A large number of Ancient Near East calendar systems based on the Babylonian calendar date from the Iron Age, among them the calendar system of the Persian Empire, which in turn gave rise to the Zoroastrian calendar and the Hebrew calendar.

A mesolithic arrangement of twelve pits and an arc found in Warren Field, Aberdeenshire, Scotland, dated to roughly 10,000 years ago, has been described as a lunar calendar and was dubbed the “world’s oldest known calendar” in 2013.

The Oldest European calendar other than the one found in Scotland, is the one found near to Vukovar in modern-day Croatia. It is a ceramic vessel bearing inscribed ideograms of celestial objects.

The Greeks had many lunisolar calendars they used to keep track of time. The Athenian calendar, also known as the attic or civil calendar, was the most common, but the Greeks also created the Olympiad, Seasonal, Conciliar, and Metonic calendars. Each one was based on the cycle of the moon and stars as well as solar equinoxes.

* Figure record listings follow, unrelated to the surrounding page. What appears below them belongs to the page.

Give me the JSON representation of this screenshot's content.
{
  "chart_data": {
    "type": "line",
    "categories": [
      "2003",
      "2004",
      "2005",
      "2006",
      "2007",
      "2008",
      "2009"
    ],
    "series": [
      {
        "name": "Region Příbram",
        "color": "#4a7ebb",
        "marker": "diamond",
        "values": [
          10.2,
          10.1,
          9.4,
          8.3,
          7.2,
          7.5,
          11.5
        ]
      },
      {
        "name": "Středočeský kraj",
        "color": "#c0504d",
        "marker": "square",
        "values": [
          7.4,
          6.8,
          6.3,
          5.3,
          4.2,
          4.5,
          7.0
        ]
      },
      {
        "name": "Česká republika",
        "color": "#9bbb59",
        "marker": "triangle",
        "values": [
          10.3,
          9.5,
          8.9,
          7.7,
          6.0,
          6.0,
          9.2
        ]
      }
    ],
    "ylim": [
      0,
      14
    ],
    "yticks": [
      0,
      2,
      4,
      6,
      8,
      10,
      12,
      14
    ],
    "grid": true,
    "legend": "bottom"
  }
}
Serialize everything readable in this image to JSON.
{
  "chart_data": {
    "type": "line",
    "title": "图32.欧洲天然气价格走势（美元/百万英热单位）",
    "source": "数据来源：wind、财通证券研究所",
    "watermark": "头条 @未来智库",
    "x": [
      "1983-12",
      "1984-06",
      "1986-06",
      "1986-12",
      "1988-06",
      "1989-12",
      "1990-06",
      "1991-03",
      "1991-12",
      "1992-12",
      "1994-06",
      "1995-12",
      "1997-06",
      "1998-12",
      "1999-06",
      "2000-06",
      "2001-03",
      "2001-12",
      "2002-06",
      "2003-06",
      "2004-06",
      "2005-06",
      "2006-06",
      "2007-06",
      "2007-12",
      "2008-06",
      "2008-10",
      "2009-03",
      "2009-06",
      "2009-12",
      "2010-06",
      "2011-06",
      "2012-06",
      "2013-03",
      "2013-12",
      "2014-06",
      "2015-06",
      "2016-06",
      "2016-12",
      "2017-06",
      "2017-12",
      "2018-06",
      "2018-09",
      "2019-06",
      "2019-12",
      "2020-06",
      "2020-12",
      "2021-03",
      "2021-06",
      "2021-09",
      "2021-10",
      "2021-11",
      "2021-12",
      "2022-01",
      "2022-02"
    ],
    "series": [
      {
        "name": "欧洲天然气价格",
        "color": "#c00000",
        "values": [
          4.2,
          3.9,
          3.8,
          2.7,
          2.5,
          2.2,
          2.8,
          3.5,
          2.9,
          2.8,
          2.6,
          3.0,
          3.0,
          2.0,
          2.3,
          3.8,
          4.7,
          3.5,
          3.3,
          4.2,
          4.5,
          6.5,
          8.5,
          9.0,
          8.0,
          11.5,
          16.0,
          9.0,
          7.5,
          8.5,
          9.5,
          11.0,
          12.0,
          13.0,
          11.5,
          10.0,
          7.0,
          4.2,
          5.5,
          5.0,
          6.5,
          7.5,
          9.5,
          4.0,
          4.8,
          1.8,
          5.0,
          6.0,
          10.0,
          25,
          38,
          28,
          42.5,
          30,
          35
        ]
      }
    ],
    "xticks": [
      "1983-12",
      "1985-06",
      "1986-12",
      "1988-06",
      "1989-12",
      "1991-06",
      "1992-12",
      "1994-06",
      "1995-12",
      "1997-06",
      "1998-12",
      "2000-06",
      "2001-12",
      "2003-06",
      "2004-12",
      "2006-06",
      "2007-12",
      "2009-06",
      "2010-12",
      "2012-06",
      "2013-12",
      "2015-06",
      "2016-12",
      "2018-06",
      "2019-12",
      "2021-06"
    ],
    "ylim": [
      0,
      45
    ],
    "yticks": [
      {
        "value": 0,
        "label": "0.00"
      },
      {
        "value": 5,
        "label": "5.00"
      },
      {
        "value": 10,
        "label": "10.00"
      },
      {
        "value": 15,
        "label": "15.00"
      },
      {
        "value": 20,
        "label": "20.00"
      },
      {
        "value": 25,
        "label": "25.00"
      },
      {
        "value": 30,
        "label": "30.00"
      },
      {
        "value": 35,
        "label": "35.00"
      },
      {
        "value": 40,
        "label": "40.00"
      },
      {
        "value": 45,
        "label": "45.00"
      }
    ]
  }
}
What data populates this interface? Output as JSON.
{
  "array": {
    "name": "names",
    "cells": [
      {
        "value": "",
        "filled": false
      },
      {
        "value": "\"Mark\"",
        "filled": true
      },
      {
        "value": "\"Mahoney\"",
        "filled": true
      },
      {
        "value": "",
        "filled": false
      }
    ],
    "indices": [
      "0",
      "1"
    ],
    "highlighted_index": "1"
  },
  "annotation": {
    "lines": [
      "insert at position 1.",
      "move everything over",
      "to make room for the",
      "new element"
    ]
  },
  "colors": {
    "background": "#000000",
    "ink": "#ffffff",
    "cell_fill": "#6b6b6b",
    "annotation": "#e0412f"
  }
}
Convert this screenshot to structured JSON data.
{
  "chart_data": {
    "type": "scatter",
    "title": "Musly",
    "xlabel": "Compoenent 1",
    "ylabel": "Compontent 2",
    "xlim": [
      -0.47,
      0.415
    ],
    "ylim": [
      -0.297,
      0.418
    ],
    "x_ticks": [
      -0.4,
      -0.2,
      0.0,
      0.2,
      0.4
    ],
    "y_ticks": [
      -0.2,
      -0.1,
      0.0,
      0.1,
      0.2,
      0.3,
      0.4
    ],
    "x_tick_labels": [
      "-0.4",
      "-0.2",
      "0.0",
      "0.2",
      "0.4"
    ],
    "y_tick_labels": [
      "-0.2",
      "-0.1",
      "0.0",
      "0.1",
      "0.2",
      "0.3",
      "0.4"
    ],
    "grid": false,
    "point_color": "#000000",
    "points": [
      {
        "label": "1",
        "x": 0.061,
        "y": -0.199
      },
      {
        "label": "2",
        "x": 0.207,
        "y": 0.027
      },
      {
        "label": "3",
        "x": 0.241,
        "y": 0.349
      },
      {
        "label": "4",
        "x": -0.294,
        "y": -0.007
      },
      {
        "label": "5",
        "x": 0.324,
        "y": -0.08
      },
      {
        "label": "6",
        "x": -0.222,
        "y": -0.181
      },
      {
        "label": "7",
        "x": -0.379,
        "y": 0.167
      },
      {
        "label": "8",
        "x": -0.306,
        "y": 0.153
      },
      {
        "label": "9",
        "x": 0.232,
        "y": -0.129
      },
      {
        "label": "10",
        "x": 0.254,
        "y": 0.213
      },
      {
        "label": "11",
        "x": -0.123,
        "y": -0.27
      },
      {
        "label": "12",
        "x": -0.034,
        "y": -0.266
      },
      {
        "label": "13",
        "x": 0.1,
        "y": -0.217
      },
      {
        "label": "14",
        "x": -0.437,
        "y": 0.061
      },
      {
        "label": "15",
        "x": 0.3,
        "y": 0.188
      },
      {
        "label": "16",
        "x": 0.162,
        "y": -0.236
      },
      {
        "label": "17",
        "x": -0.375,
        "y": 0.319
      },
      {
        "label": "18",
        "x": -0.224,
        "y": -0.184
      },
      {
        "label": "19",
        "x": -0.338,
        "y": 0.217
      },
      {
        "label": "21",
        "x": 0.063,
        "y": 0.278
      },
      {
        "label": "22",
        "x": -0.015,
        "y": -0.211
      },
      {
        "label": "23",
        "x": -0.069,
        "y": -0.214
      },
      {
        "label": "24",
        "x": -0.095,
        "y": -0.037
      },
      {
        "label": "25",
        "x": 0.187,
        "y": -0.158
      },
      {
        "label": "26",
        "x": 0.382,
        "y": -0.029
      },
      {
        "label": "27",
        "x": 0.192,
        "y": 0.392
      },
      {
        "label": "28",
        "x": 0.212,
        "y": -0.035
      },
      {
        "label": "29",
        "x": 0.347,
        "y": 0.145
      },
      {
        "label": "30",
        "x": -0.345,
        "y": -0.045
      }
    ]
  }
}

Calendars in antiquity were usually lunisolar, depending on the introduction of intercalary months to align the solar and the lunar years. This was mostly based on observation, but there may have been early attempts to model the pattern of intercalation algorithmically, as evidenced in the fragmentary 2nd-century Coligny calendar.

The first Roman calendar was introduced by King Romulus. This calendar had only 10 months, starting in March and ending in December. A lunar year had 354 days, but since the Romans believed even numbers were lucky, they changed things around so that each month had an even number of days. This caused the seasons to be out of sync year after year!

The Julian calendar, named after Julius Caesar’s reforms of 46/45 BC, approximated the solar year to 365.25 days and inserted an extra day each four years. That left a rather annoying 11 and a bit minutes unaccounted for. More on those minutes later.

In the 11th century in Persia, a calendar reform led by Khayyam was announced in 1079, when the length of the year was measured as 365.24219858156 days. Given that the length of the year is changing in the sixth decimal place over a person’s lifetime, this is outstandingly accurate. For comparison the length of the year at the end of the 19th century was 365.242196 days, while today (1999) it is 365.242190 days.

The Gregorian calendar is the calendar used in most of the world. It was introduced in October 1582 by Pope Gregory XIII as a modification of, and replacement for, the Julian calendar. The principal change was to space leap years differently so as to make the average calendar year 365.2425 days long, more closely approximating the 365.2422-day ‘tropical’ or ‘solar’ year that is determined by the Earth’s revolution around the Sun.

In 1752, the United States adopted the Gregorian calendar. At this point, 10 countries were already using this system including Italy, France, Germany, Portugal, and Switzerland.

The Hebrew calendar was created in Israel. This calendar is lunisolar and is heavily based on mathematics. Today, the Hebrew calendar is still used for Jewish religious observations.

Many people think of “Doom’s Day” (December 21, 2012) when they think of the Mayan calendar, and there was even made a movie made about it. According to the BBC News, however, this was “a big understanding.” The calendar ended in 2012 simply because it was the end of one cycle and the beginning of another.